Nous avons ensuite développé une méthode puissante associant les résultats de différentes statistiques permettant de détecter l’action de la sélection positive sur des séquences pour identifier des gènes ayant participé à l’adaptation spécifiques de populations. La datation des évènements de sélection positive que nous avons identifiés se révèle être en accord avec l’hypothèse selon laquelle la première révolution agricole aurait induit une profonde modification de l’exposition de l’Homme face aux pathogènes, ce qui aurait mené à une adaptation des populations à leur environnement particulièrement marquée. Cependant, nous avons aussi identifié des évènements de sélection particulièrement récents. Ainsi, nous avons pour la première fois montré que l’évènement de sélection sur la mutation 1264G du gène CD36, qui a été aussi rapportée par plusieurs autres études comme étant sous sélection positive chez les Yorubas, remonte à 3 600 ans. Cela supporte l’idée que cet évènement de sélection est particulièrement fort et récent.
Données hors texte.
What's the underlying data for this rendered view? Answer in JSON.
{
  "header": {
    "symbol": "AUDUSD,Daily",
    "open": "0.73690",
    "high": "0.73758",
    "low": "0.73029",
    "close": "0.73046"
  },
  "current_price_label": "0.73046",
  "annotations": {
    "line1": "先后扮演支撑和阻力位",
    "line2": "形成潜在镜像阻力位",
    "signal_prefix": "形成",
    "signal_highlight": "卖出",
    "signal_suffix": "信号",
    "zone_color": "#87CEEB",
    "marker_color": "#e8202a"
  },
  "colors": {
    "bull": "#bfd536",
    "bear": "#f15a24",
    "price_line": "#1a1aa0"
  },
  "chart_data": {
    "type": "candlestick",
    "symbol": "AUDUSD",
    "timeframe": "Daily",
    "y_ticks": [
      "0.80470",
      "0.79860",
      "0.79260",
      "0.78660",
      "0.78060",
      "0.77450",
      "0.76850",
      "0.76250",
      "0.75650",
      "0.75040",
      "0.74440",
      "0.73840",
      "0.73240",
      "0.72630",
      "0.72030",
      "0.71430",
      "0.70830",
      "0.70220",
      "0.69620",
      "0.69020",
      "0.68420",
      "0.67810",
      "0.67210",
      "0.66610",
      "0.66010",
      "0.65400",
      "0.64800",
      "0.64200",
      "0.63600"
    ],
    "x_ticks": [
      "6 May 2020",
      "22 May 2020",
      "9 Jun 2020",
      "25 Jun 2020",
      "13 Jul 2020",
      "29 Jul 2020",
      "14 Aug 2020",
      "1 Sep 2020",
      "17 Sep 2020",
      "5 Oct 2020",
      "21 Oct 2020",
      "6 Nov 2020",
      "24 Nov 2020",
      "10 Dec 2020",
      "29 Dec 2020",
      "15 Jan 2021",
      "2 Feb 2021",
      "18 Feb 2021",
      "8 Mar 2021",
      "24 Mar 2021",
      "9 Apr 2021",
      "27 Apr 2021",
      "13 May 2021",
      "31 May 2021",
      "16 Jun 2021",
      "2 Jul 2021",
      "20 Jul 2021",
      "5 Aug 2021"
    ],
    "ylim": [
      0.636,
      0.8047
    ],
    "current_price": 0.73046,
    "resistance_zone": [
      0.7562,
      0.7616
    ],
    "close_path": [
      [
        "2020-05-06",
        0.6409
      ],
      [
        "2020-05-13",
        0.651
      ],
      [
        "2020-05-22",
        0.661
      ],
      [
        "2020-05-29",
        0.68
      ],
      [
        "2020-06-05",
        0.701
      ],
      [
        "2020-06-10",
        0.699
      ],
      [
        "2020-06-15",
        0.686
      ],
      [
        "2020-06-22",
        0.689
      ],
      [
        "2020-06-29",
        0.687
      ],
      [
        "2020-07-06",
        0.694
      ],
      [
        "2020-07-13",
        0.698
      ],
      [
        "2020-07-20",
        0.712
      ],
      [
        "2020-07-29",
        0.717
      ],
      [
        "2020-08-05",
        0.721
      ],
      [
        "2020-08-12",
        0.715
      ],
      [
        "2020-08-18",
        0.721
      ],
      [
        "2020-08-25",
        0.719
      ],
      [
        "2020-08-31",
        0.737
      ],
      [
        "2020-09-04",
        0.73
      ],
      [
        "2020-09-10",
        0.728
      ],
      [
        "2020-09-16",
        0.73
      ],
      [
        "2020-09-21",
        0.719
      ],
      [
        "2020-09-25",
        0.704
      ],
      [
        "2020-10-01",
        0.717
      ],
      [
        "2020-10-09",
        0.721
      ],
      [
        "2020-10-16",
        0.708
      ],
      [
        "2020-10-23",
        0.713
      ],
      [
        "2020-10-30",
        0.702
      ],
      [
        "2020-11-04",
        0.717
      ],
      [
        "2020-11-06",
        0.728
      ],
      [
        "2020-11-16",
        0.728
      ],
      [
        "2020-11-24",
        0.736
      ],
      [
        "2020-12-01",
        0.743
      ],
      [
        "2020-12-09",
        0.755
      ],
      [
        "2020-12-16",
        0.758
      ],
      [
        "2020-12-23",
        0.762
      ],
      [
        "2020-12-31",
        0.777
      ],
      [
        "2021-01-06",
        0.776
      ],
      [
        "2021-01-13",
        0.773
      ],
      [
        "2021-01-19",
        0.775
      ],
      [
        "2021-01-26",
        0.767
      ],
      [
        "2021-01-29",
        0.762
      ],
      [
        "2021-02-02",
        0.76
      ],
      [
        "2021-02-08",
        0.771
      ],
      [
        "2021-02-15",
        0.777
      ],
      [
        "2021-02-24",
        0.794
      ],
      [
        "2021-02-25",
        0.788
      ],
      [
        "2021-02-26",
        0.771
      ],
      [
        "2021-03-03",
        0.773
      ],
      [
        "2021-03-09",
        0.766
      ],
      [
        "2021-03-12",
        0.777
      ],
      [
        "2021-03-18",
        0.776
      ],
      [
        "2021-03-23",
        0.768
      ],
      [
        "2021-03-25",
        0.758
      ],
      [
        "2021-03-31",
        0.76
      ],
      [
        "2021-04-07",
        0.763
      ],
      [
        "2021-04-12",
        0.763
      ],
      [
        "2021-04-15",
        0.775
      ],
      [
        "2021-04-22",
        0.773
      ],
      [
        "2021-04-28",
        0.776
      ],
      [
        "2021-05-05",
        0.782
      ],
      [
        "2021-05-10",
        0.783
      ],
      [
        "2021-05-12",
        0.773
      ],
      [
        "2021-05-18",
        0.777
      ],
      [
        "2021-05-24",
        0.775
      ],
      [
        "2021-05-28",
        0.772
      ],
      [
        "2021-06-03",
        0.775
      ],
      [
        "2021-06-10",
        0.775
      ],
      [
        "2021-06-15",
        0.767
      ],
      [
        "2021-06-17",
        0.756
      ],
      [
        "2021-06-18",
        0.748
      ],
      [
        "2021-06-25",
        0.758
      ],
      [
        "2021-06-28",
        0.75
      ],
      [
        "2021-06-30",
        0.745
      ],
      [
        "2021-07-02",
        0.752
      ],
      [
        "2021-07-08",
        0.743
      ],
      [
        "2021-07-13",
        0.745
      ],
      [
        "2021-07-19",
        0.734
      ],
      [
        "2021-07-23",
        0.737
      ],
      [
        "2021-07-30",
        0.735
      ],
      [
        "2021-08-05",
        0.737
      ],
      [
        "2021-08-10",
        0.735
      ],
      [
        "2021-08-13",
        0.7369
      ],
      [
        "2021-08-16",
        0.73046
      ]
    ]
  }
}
Finalement, nous avons pour la première fois estimé la part de diversité génétique présente dans les gènes de l’immunité que nous aurions pu hériter de l’Homme de

Néandertal. Nos résultats montrent que l’introgression d’allèles de ces hominidés aujourd’hui éteints n’est pas homogène parmi les gènes de l’immunité innée. Certains récepteurs tels que les gènes OAS ou le cluster TLR6-1-10 montrent de fortes probabilités d’ascendance néandertalienne ainsi que des preuves moléculaires notées dans cette étude ou dans d’autres d’évolution sous sélection positive. Cela nous laisse supposer que l’apport de diversité génétique supplémentaire dans ces régions géniques a pu être avantageux pour Homo

sapiens, lui permettant d’acquérir des innovations moléculaires adaptées au nouvel environnement auquel il était confronté lors de sa cohabitation avec Néanderthal.

Notre étude prise dans son ensemble améliore les connaissances que nous avons de l’importance et la redondance des gènes de l’immunité innée et apporte donc un éclairage nouveau sur la participation de l’Homme de Néandertal à la diversité génétique retrouvée dans ces gènes.